The basis (according to the second part of Article 138 of the APPC):
1) the plaintiff has not complied with the pre-trial dispute settlement procedure established by law for this category of cases and the possibility of applying this procedure has not been lost
4) the application is signed by a person who does not have the authority to sign or present it.
4) the application is signed by a person who does not have the authority to sign or present it.
4) the application is signed by a person who does not have the authority to sign or present it.
15) the court refused to restore the missed deadline
17) the case is beyond the jurisdiction of this court
The analysis showed that a large number of refunds based on subparagraph 11) of the second part of Article 138 of the CPC are related to errors made by plaintiffs when filing administrative lawsuits.
In accordance with the second part of Article 5 of the CPC, the task of administrative proceedings is the fair, impartial and timely resolution of administrative cases in order to effectively protect and restore violated or disputed rights, freedoms and legitimate interests of individuals, rights and legitimate interests of legal entities in public relations.

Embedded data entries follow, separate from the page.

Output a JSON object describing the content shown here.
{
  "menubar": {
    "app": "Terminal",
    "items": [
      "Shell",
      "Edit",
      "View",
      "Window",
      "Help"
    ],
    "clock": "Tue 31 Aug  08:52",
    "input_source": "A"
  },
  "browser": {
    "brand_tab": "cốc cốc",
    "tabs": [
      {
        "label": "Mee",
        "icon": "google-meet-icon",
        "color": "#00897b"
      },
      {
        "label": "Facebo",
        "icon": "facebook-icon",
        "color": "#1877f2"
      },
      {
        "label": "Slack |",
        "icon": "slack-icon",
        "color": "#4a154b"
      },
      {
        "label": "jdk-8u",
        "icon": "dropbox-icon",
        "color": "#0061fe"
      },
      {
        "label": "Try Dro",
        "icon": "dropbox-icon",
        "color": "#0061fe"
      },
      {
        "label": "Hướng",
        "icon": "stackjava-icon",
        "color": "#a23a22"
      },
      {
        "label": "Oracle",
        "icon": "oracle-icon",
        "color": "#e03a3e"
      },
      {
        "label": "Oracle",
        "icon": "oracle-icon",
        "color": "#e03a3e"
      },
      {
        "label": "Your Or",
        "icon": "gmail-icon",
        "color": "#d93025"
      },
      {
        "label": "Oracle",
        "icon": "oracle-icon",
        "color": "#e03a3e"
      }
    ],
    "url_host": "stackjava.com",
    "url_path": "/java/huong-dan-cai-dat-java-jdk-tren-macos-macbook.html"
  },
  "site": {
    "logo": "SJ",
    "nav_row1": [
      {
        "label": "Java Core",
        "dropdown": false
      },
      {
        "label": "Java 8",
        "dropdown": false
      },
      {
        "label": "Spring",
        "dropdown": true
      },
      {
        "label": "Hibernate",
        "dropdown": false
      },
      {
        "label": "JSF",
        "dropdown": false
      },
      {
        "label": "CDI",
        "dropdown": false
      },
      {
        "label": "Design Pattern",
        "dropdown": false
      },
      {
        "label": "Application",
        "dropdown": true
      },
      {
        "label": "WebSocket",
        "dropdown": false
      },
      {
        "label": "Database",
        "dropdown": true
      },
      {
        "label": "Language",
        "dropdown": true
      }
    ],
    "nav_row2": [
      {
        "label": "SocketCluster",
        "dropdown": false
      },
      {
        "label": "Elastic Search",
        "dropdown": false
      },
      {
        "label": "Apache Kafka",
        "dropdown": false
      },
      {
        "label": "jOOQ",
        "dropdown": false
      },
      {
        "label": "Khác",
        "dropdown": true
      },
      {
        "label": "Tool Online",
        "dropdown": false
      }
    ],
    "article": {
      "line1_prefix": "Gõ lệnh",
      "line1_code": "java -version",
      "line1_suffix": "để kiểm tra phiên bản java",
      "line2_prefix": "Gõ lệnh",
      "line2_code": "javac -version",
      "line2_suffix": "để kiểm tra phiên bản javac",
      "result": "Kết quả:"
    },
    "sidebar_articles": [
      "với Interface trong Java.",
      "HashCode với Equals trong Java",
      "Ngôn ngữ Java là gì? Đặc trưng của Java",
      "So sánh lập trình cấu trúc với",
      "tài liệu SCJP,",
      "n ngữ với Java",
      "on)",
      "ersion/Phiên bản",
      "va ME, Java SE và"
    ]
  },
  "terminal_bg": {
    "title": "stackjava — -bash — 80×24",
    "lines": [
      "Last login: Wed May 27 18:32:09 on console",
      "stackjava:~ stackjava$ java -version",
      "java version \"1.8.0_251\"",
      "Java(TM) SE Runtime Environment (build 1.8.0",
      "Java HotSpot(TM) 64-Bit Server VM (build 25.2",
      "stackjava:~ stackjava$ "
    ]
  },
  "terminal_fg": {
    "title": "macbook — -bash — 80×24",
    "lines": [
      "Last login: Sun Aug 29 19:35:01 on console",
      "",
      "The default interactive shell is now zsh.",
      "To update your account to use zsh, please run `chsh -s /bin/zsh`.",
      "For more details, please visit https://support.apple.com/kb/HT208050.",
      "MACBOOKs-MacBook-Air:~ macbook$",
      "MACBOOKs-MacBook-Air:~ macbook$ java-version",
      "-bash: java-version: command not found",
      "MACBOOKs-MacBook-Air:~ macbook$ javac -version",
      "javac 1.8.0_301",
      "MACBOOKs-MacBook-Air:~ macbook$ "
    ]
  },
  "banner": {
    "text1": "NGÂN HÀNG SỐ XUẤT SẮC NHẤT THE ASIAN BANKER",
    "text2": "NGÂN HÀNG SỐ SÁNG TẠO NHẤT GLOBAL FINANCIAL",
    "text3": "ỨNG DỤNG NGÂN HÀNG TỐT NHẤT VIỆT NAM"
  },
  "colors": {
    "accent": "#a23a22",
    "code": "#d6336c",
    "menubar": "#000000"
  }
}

It is important to note that public law relations arise between subjects of law in connection with the exercise by one of the participants of his powers in relation to the other.
It should be noted that, in accordance with part 5 of Article 138 of the CPC, failure to provide a written response or a reasoned position is the basis for the application of a monetary penalty and does not prevent the consideration of an administrative case on its merits.
Regulatory legal acts
The main regulatory legal acts that courts should follow when considering cases related to the application of antimonopoly legislation are:
1) The Constitution of the Republic of Kazakhstan dated August 30, 1995;
2) The Business Code of the Republic of Kazakhstan dated October 29, 2015 (PC);
3) Administrative Procedural Procedure Code of the Republic of Kazakhstan dated June 29, 2020 No. 350-VI (APPC);
4) The Code of the Republic of Kazakhstan "On Administrative Offenses" dated July 5, 2014 No. 235-V SAM (Administrative Code);
5) The Law of the Republic of Kazakhstan "On Natural Monopolies" dated December 27, 2018 No. 204-VI SAM (Law);
6) Judicial Board on Administrative Cases of the Supreme Court of the Republic of Kazakhstan (SCAD VS);
7) The Agency for Protection and Development of Competition of the Republic of Kazakhstan and its territorial bodies (antimonopoly authority);
8) The Committee for Regulation of Natural Monopolies of the Ministry of National Economy of the Republic of Kazakhstan and its territorial bodies (authorized body for regulation of natural monopolies).